Она ушла. Жубур долго стоял у окна, вглядываясь в синеватую мглу. Низко, над самыми крышами лежали плотные сплошные облака. Но суровая зима была на исходе. В воздухе чувствовалось дыхание близкой весны.

«Добрая, милая Мара, нет тебе счастья».

Дома Мару еще в передней встретил Вилде.

«Ну что же, — подумала она, — сейчас и скажу».

— Я тебя жду, — начал он торопливо, помогая ей раздеться. — Идем в столовую, за ужином поговорим.

— Видишь, Мара, — начал он, когда они сели за стол, — я за эти два дня много думал и в конце концов пришел к выводу, что надо сделать так, как ты хотела.

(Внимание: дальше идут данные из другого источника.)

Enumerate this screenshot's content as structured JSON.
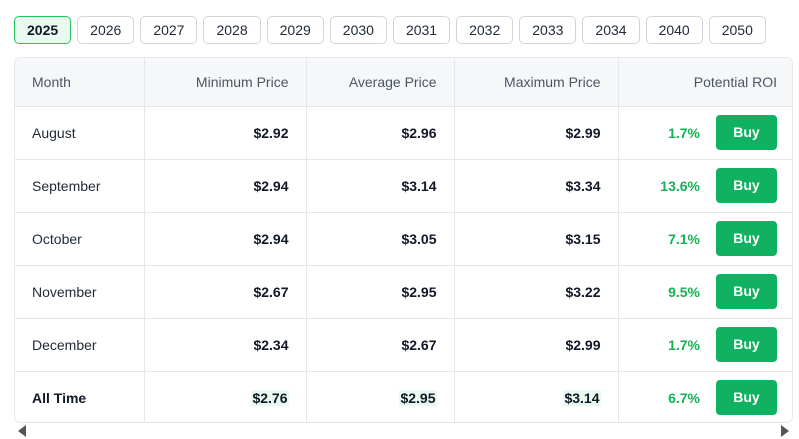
{
  "year_tabs": [
    "2025",
    "2026",
    "2027",
    "2028",
    "2029",
    "2030",
    "2031",
    "2032",
    "2033",
    "2034",
    "2040",
    "2050"
  ],
  "active_year": "2025",
  "table": {
    "headers": {
      "month": "Month",
      "min": "Minimum Price",
      "avg": "Average Price",
      "max": "Maximum Price",
      "roi": "Potential ROI"
    },
    "buy_label": "Buy",
    "rows": [
      {
        "month": "August",
        "min": "$2.92",
        "avg": "$2.96",
        "max": "$2.99",
        "roi": "1.7%"
      },
      {
        "month": "September",
        "min": "$2.94",
        "avg": "$3.14",
        "max": "$3.34",
        "roi": "13.6%"
      },
      {
        "month": "October",
        "min": "$2.94",
        "avg": "$3.05",
        "max": "$3.15",
        "roi": "7.1%"
      },
      {
        "month": "November",
        "min": "$2.67",
        "avg": "$2.95",
        "max": "$3.22",
        "roi": "9.5%"
      },
      {
        "month": "December",
        "min": "$2.34",
        "avg": "$2.67",
        "max": "$2.99",
        "roi": "1.7%"
      },
      {
        "month": "All Time",
        "min": "$2.76",
        "avg": "$2.95",
        "max": "$3.14",
        "roi": "6.7%"
      }
    ]
  },
  "colors": {
    "accent_green": "#10b160",
    "roi_green": "#16b153",
    "active_tab_bg": "#e9f9ef"
  }
}
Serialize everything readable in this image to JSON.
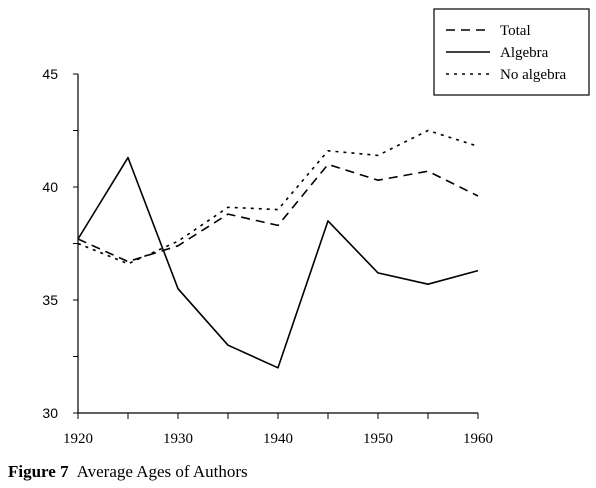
{
  "caption": {
    "label": "Figure 7",
    "text": "Average Ages of Authors"
  },
  "chart_data": {
    "type": "line",
    "title": "",
    "xlabel": "",
    "ylabel": "",
    "xlim": [
      1920,
      1960
    ],
    "ylim": [
      30,
      45
    ],
    "x_ticks": [
      1920,
      1930,
      1940,
      1950,
      1960
    ],
    "y_ticks": [
      30,
      35,
      40,
      45
    ],
    "grid": false,
    "legend_position": "top-right",
    "x": [
      1920,
      1925,
      1930,
      1935,
      1940,
      1945,
      1950,
      1955,
      1960
    ],
    "series": [
      {
        "name": "Total",
        "style": "dashed",
        "values": [
          37.7,
          36.7,
          37.4,
          38.8,
          38.3,
          41.0,
          40.3,
          40.7,
          39.6
        ]
      },
      {
        "name": "Algebra",
        "style": "solid",
        "values": [
          37.7,
          41.3,
          35.5,
          33.0,
          32.0,
          38.5,
          36.2,
          35.7,
          36.3
        ]
      },
      {
        "name": "No algebra",
        "style": "dotted",
        "values": [
          37.5,
          36.6,
          37.6,
          39.1,
          39.0,
          41.6,
          41.4,
          42.5,
          41.8
        ]
      }
    ]
  }
}
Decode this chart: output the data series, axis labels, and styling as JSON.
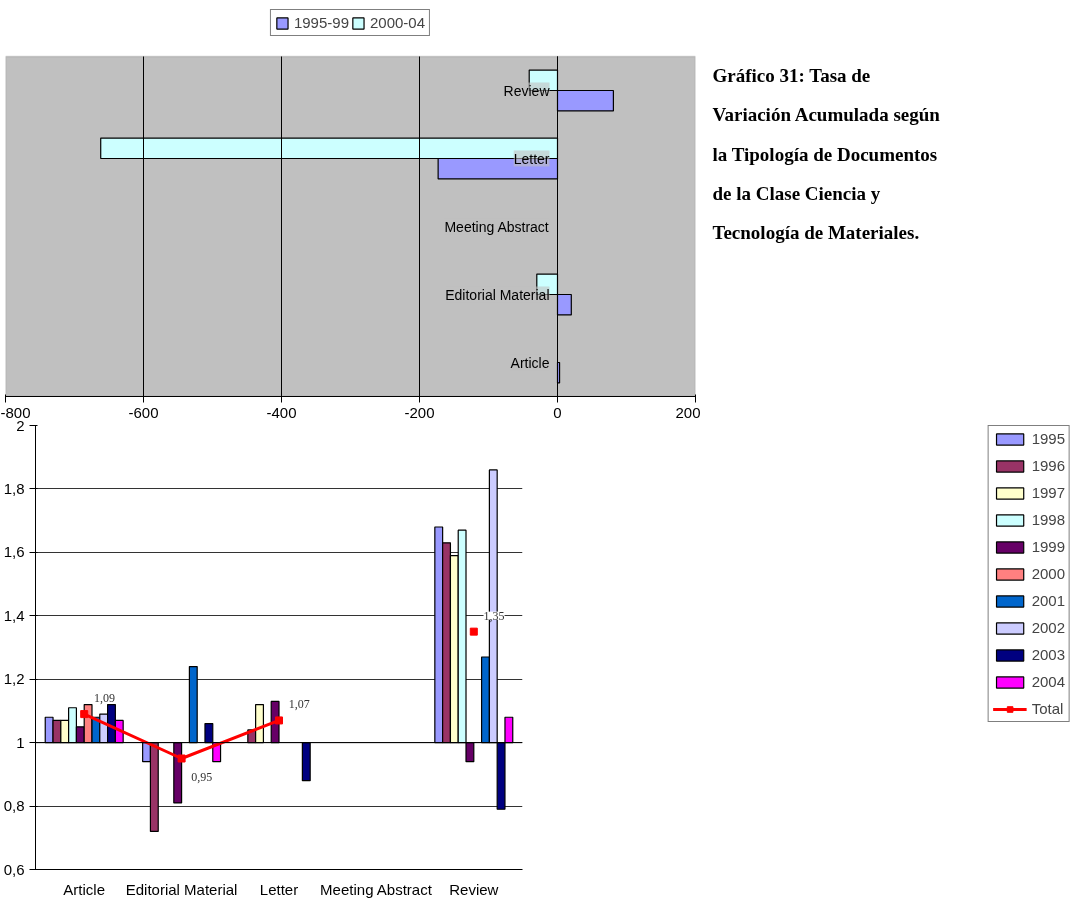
{
  "chart_data": [
    {
      "type": "bar",
      "orientation": "horizontal",
      "categories": [
        "Review",
        "Letter",
        "Meeting Abstract",
        "Editorial Material",
        "Article"
      ],
      "series": [
        {
          "name": "1995-99",
          "color": "#9999ff",
          "values": [
            81,
            -173,
            null,
            20,
            3
          ]
        },
        {
          "name": "2000-04",
          "color": "#ccffff",
          "values": [
            -41,
            -662,
            null,
            -30,
            null
          ]
        }
      ],
      "xlim": [
        -800,
        200
      ],
      "xticks": [
        -800,
        -600,
        -400,
        -200,
        0,
        200
      ],
      "grid": "x",
      "legend": "top",
      "annotations": [
        "Gráfico 31: Tasa de Variación Acumulada según la Tipología de Documentos de la Clase Ciencia y Tecnología de Materiales."
      ]
    },
    {
      "type": "bar",
      "categories": [
        "Article",
        "Editorial Material",
        "Letter",
        "Meeting Abstract",
        "Review"
      ],
      "ref_lines": [
        {
          "axis": "y",
          "value": 1
        }
      ],
      "series": [
        {
          "name": "1995",
          "color": "#9999ff",
          "base": [
            1,
            1,
            null,
            null,
            1
          ],
          "values": [
            0.08,
            -0.06,
            null,
            null,
            0.68
          ]
        },
        {
          "name": "1996",
          "color": "#993366",
          "base": [
            1,
            1,
            1,
            null,
            1
          ],
          "values": [
            0.07,
            -0.28,
            0.04,
            null,
            0.63
          ]
        },
        {
          "name": "1997",
          "color": "#ffffcc",
          "base": [
            1,
            null,
            1,
            null,
            1
          ],
          "values": [
            0.07,
            null,
            0.12,
            null,
            0.59
          ]
        },
        {
          "name": "1998",
          "color": "#ccffff",
          "base": [
            1,
            null,
            null,
            null,
            1
          ],
          "values": [
            0.11,
            null,
            null,
            null,
            0.67
          ]
        },
        {
          "name": "1999",
          "color": "#660066",
          "base": [
            1,
            1,
            1,
            null,
            1
          ],
          "values": [
            0.05,
            -0.19,
            0.13,
            null,
            -0.06
          ]
        },
        {
          "name": "2000",
          "color": "#ff8080",
          "base": [
            1,
            null,
            null,
            null,
            null
          ],
          "values": [
            0.12,
            null,
            null,
            null,
            null
          ]
        },
        {
          "name": "2001",
          "color": "#0066cc",
          "base": [
            1,
            1,
            null,
            null,
            1
          ],
          "values": [
            0.08,
            0.24,
            null,
            null,
            0.27
          ]
        },
        {
          "name": "2002",
          "color": "#ccccff",
          "base": [
            1,
            null,
            null,
            null,
            1
          ],
          "values": [
            0.09,
            null,
            null,
            null,
            0.86
          ]
        },
        {
          "name": "2003",
          "color": "#000080",
          "base": [
            1,
            1,
            1,
            null,
            1
          ],
          "values": [
            0.12,
            0.06,
            -0.12,
            null,
            -0.21
          ]
        },
        {
          "name": "2004",
          "color": "#ff00ff",
          "base": [
            1,
            1,
            null,
            null,
            1
          ],
          "values": [
            0.07,
            -0.06,
            null,
            null,
            0.08
          ]
        },
        {
          "name": "Total",
          "type": "line",
          "color": "#ff0000",
          "marker": "square",
          "values": [
            1.09,
            0.95,
            1.07,
            null,
            1.35
          ],
          "value_labels": [
            "1,09",
            "0,95",
            "1,07",
            null,
            "1,35"
          ]
        }
      ],
      "ylim": [
        0.6,
        2
      ],
      "yticks": [
        {
          "value": 0.6,
          "label": "0,6"
        },
        {
          "value": 0.8,
          "label": "0,8"
        },
        1,
        {
          "value": 1.2,
          "label": "1,2"
        },
        {
          "value": 1.4,
          "label": "1,4"
        },
        {
          "value": 1.6,
          "label": "1,6"
        },
        {
          "value": 1.8,
          "label": "1,8"
        },
        2
      ],
      "grid": "y",
      "legend": "right"
    }
  ]
}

Мара вопросительно посмотрела на него.

— Сегодня я был у Штиглица, — продолжал Вилле, — и решительно заявил, что больше работать у него не буду. Он сначала и слушать ничего не хотел, но после долгих и довольно неприятных разговоров согласился. Жить нам будет труднее, дружок, я даже не уверен, что мне не грозят неприятности, но не это для меня главное. Я не хочу терять тебя, Мара, а остальное уже не имеет значения.

Он внимательно посмотрел на нее, ожидая, какое впечатление произведут его слова.

Мара слушала, не поднимая глаз со скатерти. Она не сказала Жубуру, что решила уйти от Вилде. Не сказала, сама не зная хорошенько почему: может быть, из тайной гордости, боясь, что он сочтет это решение за результат его воздействия, за ответ на его вопрос. «Пусть он узнает об этом потом», — подумала она тогда.

Решение Вилде застало Мару врасплох. Почему-то ни разу не подумала она о том, что ее слова могут произвести на него такое впечатление. Она не то чтобы была растрогана его поступком, готова была забыть его прошлое… Нет, возврат к прежней, хоть и не слишком горячей привязанности был уже для нее невозможен. Но она сразу подумала, что уходить от Вилде сейчас нельзя. То, что он отказался помогать Штиглицу, облегчило немного ужасную тяжесть, не дававшую ей свободно дышать последние два дня. А если она уйдет от него сейчас? «Да, надо на время остаться». Мара подняла на него глаза.

— Да, конечно… Ты правильно сделал.

«Не напрасно ли я поспешила рассказать о нем Жубуру? — встревожилась она, но тут же твердо ответила сама себе: — Нет, не напрасно. Не будет Феликса, будут другие. А если его и будут опасаться, что ж, он это заслужил».

Со свойственной ему предусмотрительностью Вилде решил как можно реже заговаривать с ней, как можно меньше показываться ей на глаза в течение нескольких дней. Пусть успокоится немного, а там все пойдет по-старому. Он, разумеется, и не подумал уходить из охранки. Но лишаться домашнего уюта, налаженной семейной жизни, завидной жены он вовсе не собирался.

После памятного объяснения с Марой Вилде выругал себя за безрассудную откровенность и тут же придумал выход:

«Женщины верят какой угодно лжи, лишь бы она им льстила… — философствовал он про себя, прохаживаясь по кабинету. — Они только не любят, когда им изменяют… Какой, бишь, мудрец это сказал?»